Despite the study's strengths, several limitations common to secondary databases may affect the present findings. Since baseline factors were assessed cross-sectionally, it is unknown which (e.g., depressive symptoms) may be consequences or causes of baseline functional problems. Second, the physical activity assessment does not provide information on the types or levels of activities in which people engaged. Also, subjects were not asked whether they were capable of physical activity. However, assessment of the impact of lack of regular vigorous physical activity relative to other risk factors controlled for baseline physical limitations, a surrogate for the severity of health burdens. Also, the risk group used for this risk factor analysis excluded subjects who initially reported severe (≥3 ADL) functional limitations, which means the findings are based on people most likely to be capable of physical activity. In this risk group, further analyses showed that lack of regular vigorous physical activity was a particularly strong risk factor for functional decline among subgroups with the highest baseline functional capability (no or mild functional limitations at baseline). Finally, some of the differences found in our multiple statistical tests could have been due to chance.

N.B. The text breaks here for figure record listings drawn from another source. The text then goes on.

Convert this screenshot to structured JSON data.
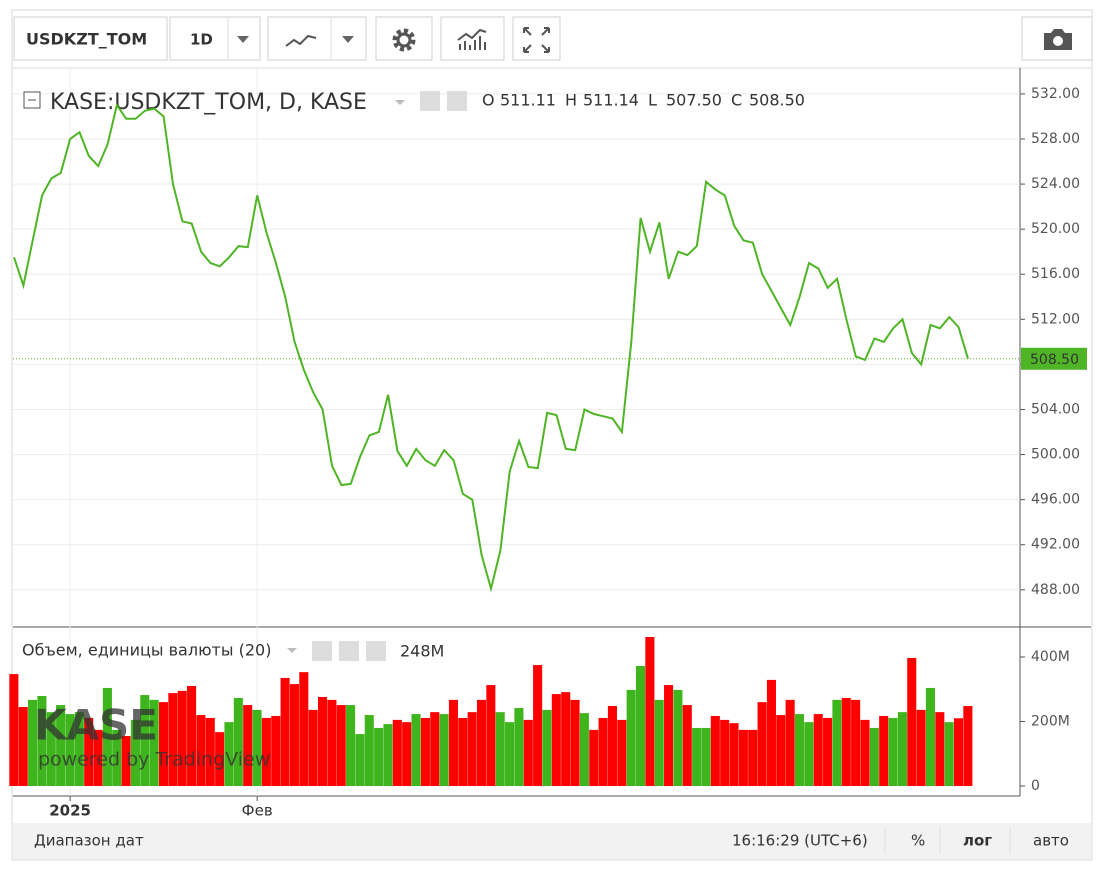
{
  "toolbar": {
    "symbol": "USDKZT_TOM",
    "interval": "1D"
  },
  "chart_data": [
    {
      "type": "line",
      "title": "KASE:USDKZT_TOM, D, KASE",
      "ohlc_keys": [
        "O",
        "H",
        "L",
        "C"
      ],
      "ohlc": [
        511.11,
        511.14,
        {
          "value": 507.5,
          "label": "507.50"
        },
        {
          "value": 508.5,
          "label": "508.50"
        }
      ],
      "color": "#4fb526",
      "grid": true,
      "log_scale": false,
      "categories": [
        null,
        null,
        null,
        null,
        null,
        null,
        "2025",
        null,
        null,
        null,
        null,
        null,
        null,
        null,
        null,
        null,
        null,
        null,
        null,
        null,
        null,
        null,
        null,
        null,
        null,
        null,
        "Фев",
        null,
        null,
        null,
        null,
        null,
        null,
        null,
        null,
        null,
        null,
        null,
        null,
        null,
        null,
        null,
        null,
        null,
        null,
        null,
        null,
        null,
        null,
        null,
        null,
        null,
        null,
        null,
        null,
        null,
        null,
        null,
        null,
        null,
        null,
        null,
        null,
        null,
        null,
        null,
        null,
        null,
        null,
        null,
        null,
        null,
        null,
        null,
        null,
        null,
        null,
        null,
        null,
        null,
        null,
        null,
        null,
        null,
        null,
        null,
        null,
        null,
        null,
        null,
        null,
        null,
        null,
        null,
        null,
        null,
        null,
        null,
        null,
        null,
        null,
        null,
        null
      ],
      "values": [
        517.5,
        515,
        519,
        523,
        524.5,
        525,
        528,
        528.6,
        526.5,
        525.6,
        527.5,
        531,
        529.8,
        529.8,
        530.5,
        530.7,
        530,
        524,
        520.7,
        520.5,
        518,
        517,
        516.7,
        517.5,
        518.5,
        518.4,
        523,
        519.7,
        517,
        514,
        510,
        507.5,
        505.5,
        504,
        499,
        497.3,
        497.4,
        499.8,
        501.7,
        502,
        505.3,
        500.3,
        499,
        500.5,
        499.5,
        499,
        500.4,
        499.5,
        496.5,
        496,
        491.1,
        488.1,
        491.5,
        498.5,
        501.2,
        498.9,
        498.8,
        503.7,
        503.5,
        500.5,
        500.4,
        504,
        503.6,
        503.4,
        503.2,
        502,
        510,
        521,
        518,
        520.6,
        515.6,
        518,
        517.7,
        518.5,
        524.2,
        523.5,
        523,
        520.3,
        519,
        518.8,
        516,
        514.5,
        513,
        511.5,
        514,
        517,
        516.5,
        514.8,
        515.6,
        512,
        508.7,
        508.4,
        510.3,
        510,
        511.2,
        512,
        509,
        508,
        511.5,
        511.2,
        512.2,
        511.3,
        508.5
      ],
      "ylim": [
        484.7,
        534.3
      ],
      "yticks": [
        {
          "value": 488,
          "label": "488.00"
        },
        {
          "value": 492,
          "label": "492.00"
        },
        {
          "value": 496,
          "label": "496.00"
        },
        {
          "value": 500,
          "label": "500.00"
        },
        {
          "value": 504,
          "label": "504.00"
        },
        {
          "value": 508,
          "label": "508.00"
        },
        {
          "value": 512,
          "label": "512.00"
        },
        {
          "value": 516,
          "label": "516.00"
        },
        {
          "value": 520,
          "label": "520.00"
        },
        {
          "value": 524,
          "label": "524.00"
        },
        {
          "value": 528,
          "label": "528.00"
        },
        {
          "value": 532,
          "label": "532.00"
        }
      ]
    },
    {
      "type": "bar",
      "title": "Объем, единицы валюты (20)",
      "legend_value": {
        "value": 248000000.0,
        "label": "248M"
      },
      "up_color": "#3fb51d",
      "down_color": "#ff0000",
      "values": [
        347000000.0,
        245000000.0,
        267000000.0,
        279000000.0,
        229000000.0,
        251000000.0,
        223000000.0,
        229000000.0,
        211000000.0,
        174000000.0,
        304000000.0,
        174000000.0,
        155000000.0,
        205000000.0,
        282000000.0,
        267000000.0,
        260000000.0,
        288000000.0,
        295000000.0,
        310000000.0,
        220000000.0,
        211000000.0,
        167000000.0,
        198000000.0,
        273000000.0,
        251000000.0,
        236000000.0,
        211000000.0,
        217000000.0,
        335000000.0,
        316000000.0,
        353000000.0,
        236000000.0,
        276000000.0,
        267000000.0,
        251000000.0,
        251000000.0,
        161000000.0,
        220000000.0,
        180000000.0,
        192000000.0,
        205000000.0,
        198000000.0,
        223000000.0,
        211000000.0,
        229000000.0,
        223000000.0,
        267000000.0,
        211000000.0,
        229000000.0,
        267000000.0,
        313000000.0,
        229000000.0,
        198000000.0,
        242000000.0,
        205000000.0,
        375000000.0,
        236000000.0,
        285000000.0,
        291000000.0,
        267000000.0,
        226000000.0,
        174000000.0,
        211000000.0,
        248000000.0,
        205000000.0,
        298000000.0,
        372000000.0,
        462000000.0,
        267000000.0,
        313000000.0,
        298000000.0,
        251000000.0,
        180000000.0,
        180000000.0,
        217000000.0,
        205000000.0,
        195000000.0,
        174000000.0,
        174000000.0,
        260000000.0,
        329000000.0,
        220000000.0,
        267000000.0,
        223000000.0,
        198000000.0,
        223000000.0,
        211000000.0,
        267000000.0,
        273000000.0,
        267000000.0,
        205000000.0,
        180000000.0,
        217000000.0,
        211000000.0,
        229000000.0,
        397000000.0,
        236000000.0,
        304000000.0,
        229000000.0,
        198000000.0,
        210000000.0,
        248000000.0
      ],
      "ylim": [
        -31000000.0,
        493000000.0
      ],
      "yticks": [
        0,
        {
          "value": 200000000.0,
          "label": "200M"
        },
        {
          "value": 400000000.0,
          "label": "400M"
        }
      ]
    }
  ],
  "watermark": {
    "logo": "KASE",
    "credit": "powered by TradingView"
  },
  "footer": {
    "range": "Диапазон дат",
    "time": "16:16:29 (UTC+6)",
    "percent": "%",
    "log": "лог",
    "auto": "авто"
  }
}
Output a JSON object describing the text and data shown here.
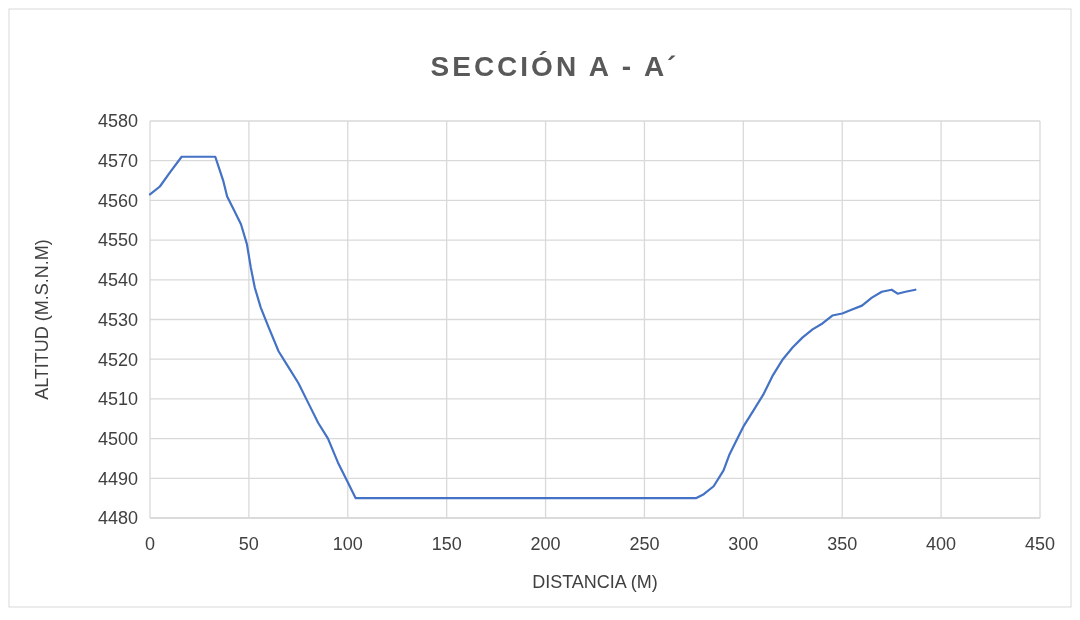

Functional limitation is a recognized factor in health care costs (5, 45). Findings from this study show that almost 20% of persons with arthritis in a cohort whose medical expenses are largely covered by Medicare have limitations in daily functional tasks. The burden of functional limitation and subsequent decline in function was greatest among older women and ethnic minorities. These findings highlight the importance of prevention programs targeted at and tailored to the needs of these vulnerable populations. The good news is that the risk factor that was the most prevalent of those examined and among the strongest predictors of functional decline, i.e., lack of regular vigorous physical activity, is amenable to prevention efforts. Motivating older persons with arthritis who are not engaged in regular physical activity to change behavior could reduce subsequent functional decline among these persons by almost one-third. Lack of regular vigorous physical activity is an important risk factor in all racial/ethnic groups and both sexes. Prevention/intervention programs should include regular physical activity, weight maintenance, and medical intervention for health needs.